Treatment helps to shorten the course of the disease, limiting spread.
Topical therapy reduces environmental contamination. - infection may spread up to 6cm from obvious lesions.
- reduces exposure risk to other animals.
- reduces risk of false positive culture when monitoring response to treatment.
Clipping controversial measure - may reduce environmental and host load but may spread disease on the affected animal.
Dermatophytosis - topical therapy.
Shampoos e.g. Malaseb (chlorhexidine and miconazole) - shown to help decontamination of environment w/ M. canis infection in cats.
Dips or rinses e.g. Enilconazole (Imaverol), lime sulphur (may be unpleasant).
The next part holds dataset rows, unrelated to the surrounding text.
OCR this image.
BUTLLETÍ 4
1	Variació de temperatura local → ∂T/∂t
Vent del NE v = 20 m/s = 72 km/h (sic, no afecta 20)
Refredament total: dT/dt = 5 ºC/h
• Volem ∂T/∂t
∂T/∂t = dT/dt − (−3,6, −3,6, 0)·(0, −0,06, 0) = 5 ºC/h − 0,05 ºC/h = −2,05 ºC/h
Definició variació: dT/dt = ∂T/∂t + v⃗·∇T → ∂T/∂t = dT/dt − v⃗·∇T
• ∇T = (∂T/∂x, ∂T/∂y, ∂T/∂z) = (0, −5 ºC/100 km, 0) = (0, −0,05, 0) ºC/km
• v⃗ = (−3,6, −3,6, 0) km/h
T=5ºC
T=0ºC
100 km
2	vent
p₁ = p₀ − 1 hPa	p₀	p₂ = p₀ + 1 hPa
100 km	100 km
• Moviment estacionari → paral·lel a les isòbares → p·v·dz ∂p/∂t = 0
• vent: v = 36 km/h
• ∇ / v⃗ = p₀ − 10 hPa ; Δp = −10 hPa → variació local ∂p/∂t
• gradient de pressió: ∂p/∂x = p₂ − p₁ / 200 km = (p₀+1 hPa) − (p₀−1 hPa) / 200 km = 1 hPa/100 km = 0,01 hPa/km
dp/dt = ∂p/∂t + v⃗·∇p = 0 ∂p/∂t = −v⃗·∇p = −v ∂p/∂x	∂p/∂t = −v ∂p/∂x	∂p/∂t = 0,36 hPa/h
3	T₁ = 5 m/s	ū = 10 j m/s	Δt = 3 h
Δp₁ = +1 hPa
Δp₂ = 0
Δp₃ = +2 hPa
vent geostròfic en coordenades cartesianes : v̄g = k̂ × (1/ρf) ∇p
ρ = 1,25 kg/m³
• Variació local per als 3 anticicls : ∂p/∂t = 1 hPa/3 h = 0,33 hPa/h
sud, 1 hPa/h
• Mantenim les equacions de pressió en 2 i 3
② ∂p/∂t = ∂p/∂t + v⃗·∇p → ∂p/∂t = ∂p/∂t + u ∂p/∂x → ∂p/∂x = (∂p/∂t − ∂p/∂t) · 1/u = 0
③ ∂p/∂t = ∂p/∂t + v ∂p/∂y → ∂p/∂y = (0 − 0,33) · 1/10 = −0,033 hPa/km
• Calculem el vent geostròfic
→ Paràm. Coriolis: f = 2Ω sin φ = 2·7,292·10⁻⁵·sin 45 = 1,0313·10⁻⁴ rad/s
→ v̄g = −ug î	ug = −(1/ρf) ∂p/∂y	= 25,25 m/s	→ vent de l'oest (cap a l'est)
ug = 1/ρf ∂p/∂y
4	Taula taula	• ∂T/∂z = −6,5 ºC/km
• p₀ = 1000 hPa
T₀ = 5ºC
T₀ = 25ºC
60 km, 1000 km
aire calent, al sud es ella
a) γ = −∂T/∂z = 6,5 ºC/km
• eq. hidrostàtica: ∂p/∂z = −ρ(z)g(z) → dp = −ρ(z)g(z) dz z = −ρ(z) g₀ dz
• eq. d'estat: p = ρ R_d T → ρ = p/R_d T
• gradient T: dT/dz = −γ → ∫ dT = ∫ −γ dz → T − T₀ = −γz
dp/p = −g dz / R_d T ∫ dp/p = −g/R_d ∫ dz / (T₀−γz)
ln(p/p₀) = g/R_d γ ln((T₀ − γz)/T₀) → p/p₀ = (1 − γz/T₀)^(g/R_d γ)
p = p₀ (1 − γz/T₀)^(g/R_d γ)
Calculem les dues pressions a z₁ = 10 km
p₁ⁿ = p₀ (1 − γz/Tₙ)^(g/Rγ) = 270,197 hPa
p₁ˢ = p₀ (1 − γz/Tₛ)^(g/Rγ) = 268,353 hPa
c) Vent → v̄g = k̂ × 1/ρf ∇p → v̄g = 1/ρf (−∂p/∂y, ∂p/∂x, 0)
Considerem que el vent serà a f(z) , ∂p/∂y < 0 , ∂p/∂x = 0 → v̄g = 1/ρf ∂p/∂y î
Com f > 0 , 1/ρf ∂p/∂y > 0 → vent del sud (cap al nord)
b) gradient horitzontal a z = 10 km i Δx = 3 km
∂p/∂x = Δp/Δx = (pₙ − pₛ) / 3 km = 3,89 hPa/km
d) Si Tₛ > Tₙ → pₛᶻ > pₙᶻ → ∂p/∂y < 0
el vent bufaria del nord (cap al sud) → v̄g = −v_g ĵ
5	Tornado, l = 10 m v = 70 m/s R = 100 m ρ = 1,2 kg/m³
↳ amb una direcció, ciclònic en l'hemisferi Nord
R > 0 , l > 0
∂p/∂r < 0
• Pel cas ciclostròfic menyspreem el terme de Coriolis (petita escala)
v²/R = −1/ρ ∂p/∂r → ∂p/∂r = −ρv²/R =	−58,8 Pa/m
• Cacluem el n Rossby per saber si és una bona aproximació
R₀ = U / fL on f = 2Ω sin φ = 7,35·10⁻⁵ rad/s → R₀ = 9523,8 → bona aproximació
Wash twice daily - needs 10 mins contact time before rinsing.
Dermatophytosis - systemic therapy.
Eliminates infection from within hair follicle.
Itraconazole - licensed in cats (Itrafungol), not dogs.
- treat 7d on, 7d off fir 2-3 cycles.
- suspension for kittens and cats.
- dose 5mg/kg/day, similar for dogs.
Ketoconazole licensed in dogs - more potential for adverse effects.
- 10mg/kg.
Itraconazole (non-compounded) and terbinafine are the most effective and safe treatments for dermatophytosis. - cascade!